На дорогу к месту учёбы, а поездка проходила в железнодорожном вагоне по маршруту Барнаул – Москва – Петербург, ушло четверо суток. «Аэрофлот» мог доставить его в питерский воздушный порт «Пулково» за несколько часов, но Генеральная прокуратура вынужденно экономила финансовые средства – страна переживала глубокую депрессию, конца которой не было видно.

Дальняя дорога нисколько не тяготила Ревелева – поездки были для него делом привычным. В пути он хорошо выспался, вволю почитал, прекрасно отдохнул за созерцанием мелькавших за окном российских пейзажей. К месту назначения сибиряк прибыл бодрым и готовым впитывать в себя новые знания.

Институт Генеральной прокуратуры располагался на Литейном проспекте, в самом центре Санкт-Петербурга.

Учебный процесс – лекции, семинары, практикумы – начался сразу после майских праздников. Занятия проводились шесть дней в неделю – с понедельника по субботу, расписание было насыщенным и плотным.

В первое же воскресенье Дмитрий не замедлил отправиться на Дворцовую площадь и в Эрмитаж. Ревелев не причислял себя к тонким ценителям изящного, он таковым и не являлся, но хорошим чувством вкуса и пониманием красоты не был обделён. Чтобы не отвлекаться в музее по пустякам и побыть с экспонатами один на один, он не стал приглашать в культпоход никого из своих коллег. Он с благоговением переходил из одного музейного зала в другой. Здесь можно было бродить вечность и не замечать усталости. Впечатлений, полученных от увиденных сокровищ, ему хватит на всю оставшуюся жизнь.

Парки и фонтаны Петергофа, экспонаты военно-морского музея и Кунсткамеры, залы Екатерининского дворца в Пушкине ждали своей очереди…


18 мая, это был понедельник, в перерыве между занятиями Ревелев подошёл к куратору своей группы, красивой темноволосой женщине средних лет.

– Елена Валентиновна, разрешите в среду пропустить институтские занятия. Мне необходимо отлучиться, но все пропущенные занятия я позднее наверстаю.

– У вас что-то случилось? Возникли какие-то проблемы? – поинтересовалась куратор. – Если требуется помощь, говорите прямо, без стеснения.

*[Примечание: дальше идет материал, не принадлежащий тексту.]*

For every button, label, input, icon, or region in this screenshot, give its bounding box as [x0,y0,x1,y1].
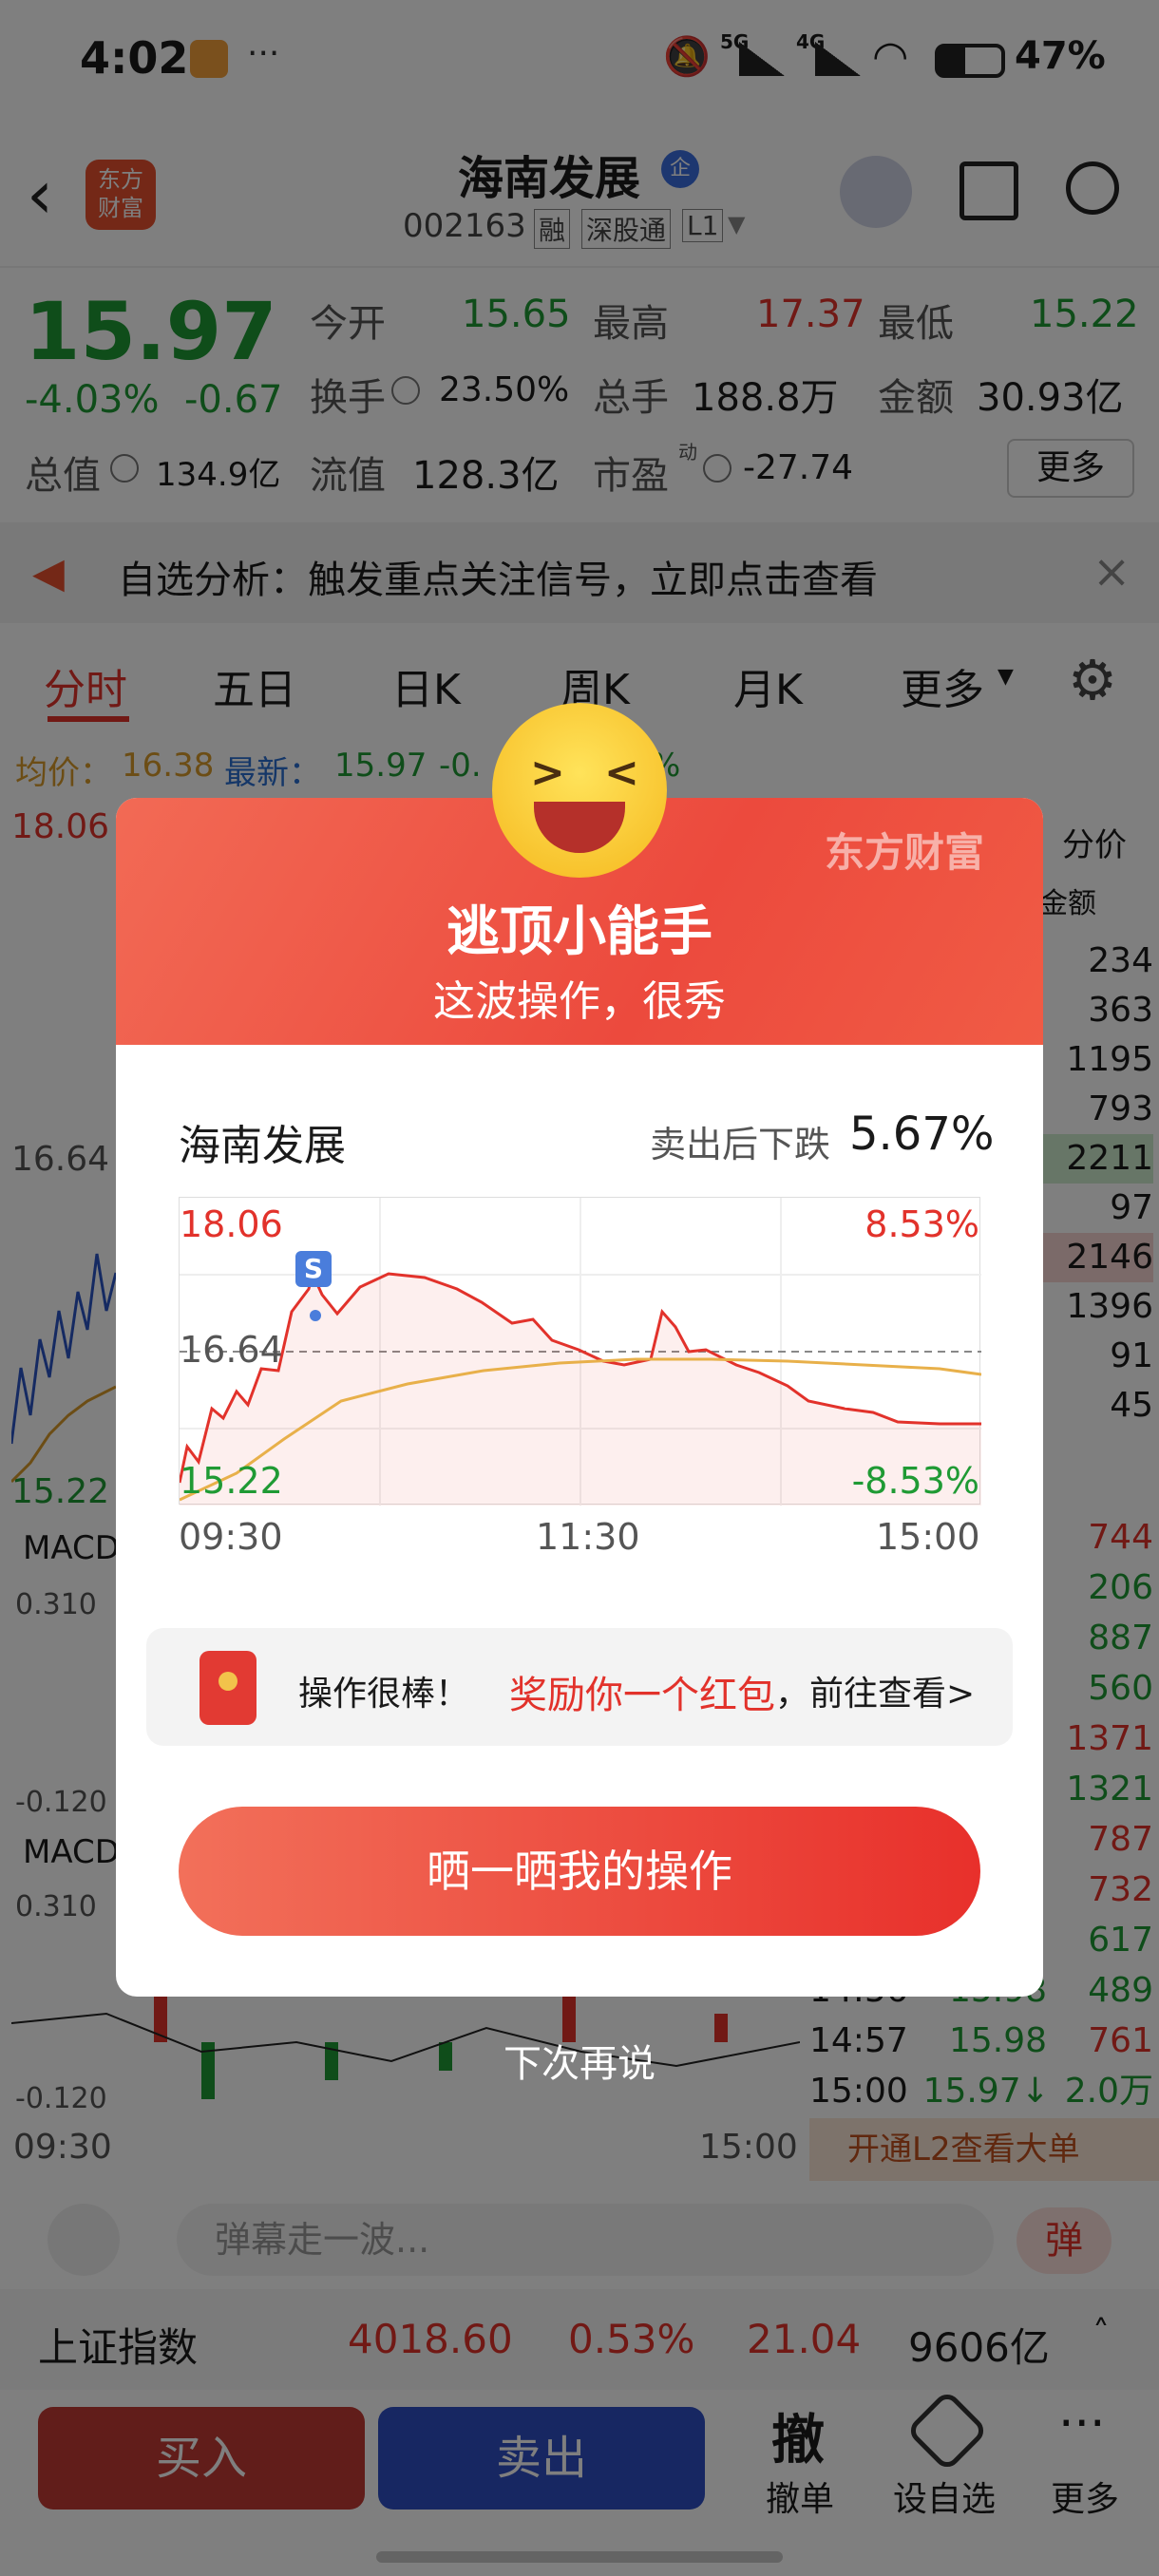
dismiss-link[interactable]: 下次再说 [0,2033,1159,2088]
sell-marker: S [295,1251,332,1287]
reward-prefix: 操作很棒！ [298,1675,470,1714]
mini-mid-price: 16.64 [180,1329,283,1371]
eye-right: < [604,748,639,797]
modal-subtitle: 这波操作，很秀 [433,977,726,1026]
reward-highlight: 奖励你一个红包 [509,1674,775,1717]
red-envelope-icon [200,1651,256,1725]
mini-time-mid: 11:30 [536,1516,640,1558]
mouth [534,802,625,853]
achievement-modal: 东方财富 逃顶小能手 这波操作，很秀 海南发展 卖出后下跌 5.67% 18.0… [116,798,1043,1997]
drop-label: 卖出后下跌 [650,1124,831,1165]
modal-stock-name: 海南发展 [179,1122,346,1170]
mini-time-end: 15:00 [876,1516,980,1558]
mini-top-price: 18.06 [180,1203,283,1245]
mini-bottom-price: 15.22 [180,1460,283,1502]
mini-chart: 18.06 8.53% 16.64 15.22 -8.53% S [179,1197,981,1506]
eye-left: > [530,748,565,797]
brand-watermark: 东方财富 [825,829,985,876]
share-operation-button[interactable]: 晒一晒我的操作 [179,1807,980,1936]
drop-value: 5.67% [849,1108,995,1161]
reward-banner[interactable]: 操作很棒！ 奖励你一个红包 ，前往查看> [146,1628,1013,1746]
reward-suffix: ，前往查看> [775,1675,976,1714]
mini-bottom-pct: -8.53% [851,1460,979,1502]
laughing-face-icon: > < [492,703,667,878]
mini-time-start: 09:30 [179,1516,283,1558]
modal-title: 逃顶小能手 [446,901,712,963]
mini-top-pct: 8.53% [864,1203,979,1245]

– Да что вы, нет у меня никаких проблем, – покачал головой Ревелев. – Обратиться к вам меня побудила другая причина. На прошлой неделе в санкт-петербургском городском суде началось рассмотрение одного громкого уголовного дела, и мне очень хочется посетить судебное заседание. Рассмотрение будет долгим, многомесячным – обвинение предъявлялось по большому числу эпизодов, но меня интересует начальная стадия процесса. По моим расчётам к среде суд должен завершить оглашение обвинительного заключения и приступить к допросу подсудимого. Этот допрос я и хотел бы послушать.

– Попробую с одной попытки угадать, о каком деле идёт речь, – сказала женщина. – Вас, как я понимаю, интересует уголовный процесс по делу Вадуева. Правильно?

– Всё верно! Вы совершенно точно угадали мои планы. Мне любопытно взглянуть на самого Сергея Вадуева, известного в преступном мире под кличкой «Червонец», на манеру его поведения перед судом. Хочется послушать вадуевские речи, ведь по словам коллег, у него хорошо подвешен язык.

– Догадаться, куда вы стремитесь, было не трудно. Если ориентируетесь в деле этого бандита, то должны знать: некоторое время назад он совершил в Санкт-Петербурге ряд дерзких разбойных нападений на состоятельных граждан, приобретя у горожан мрачную славу. Сейчас, когда суд начал рассмотрение его дела, в СМИ опять заговорили об этом уголовнике. А у вас что к Вадуеву? Что-то личное?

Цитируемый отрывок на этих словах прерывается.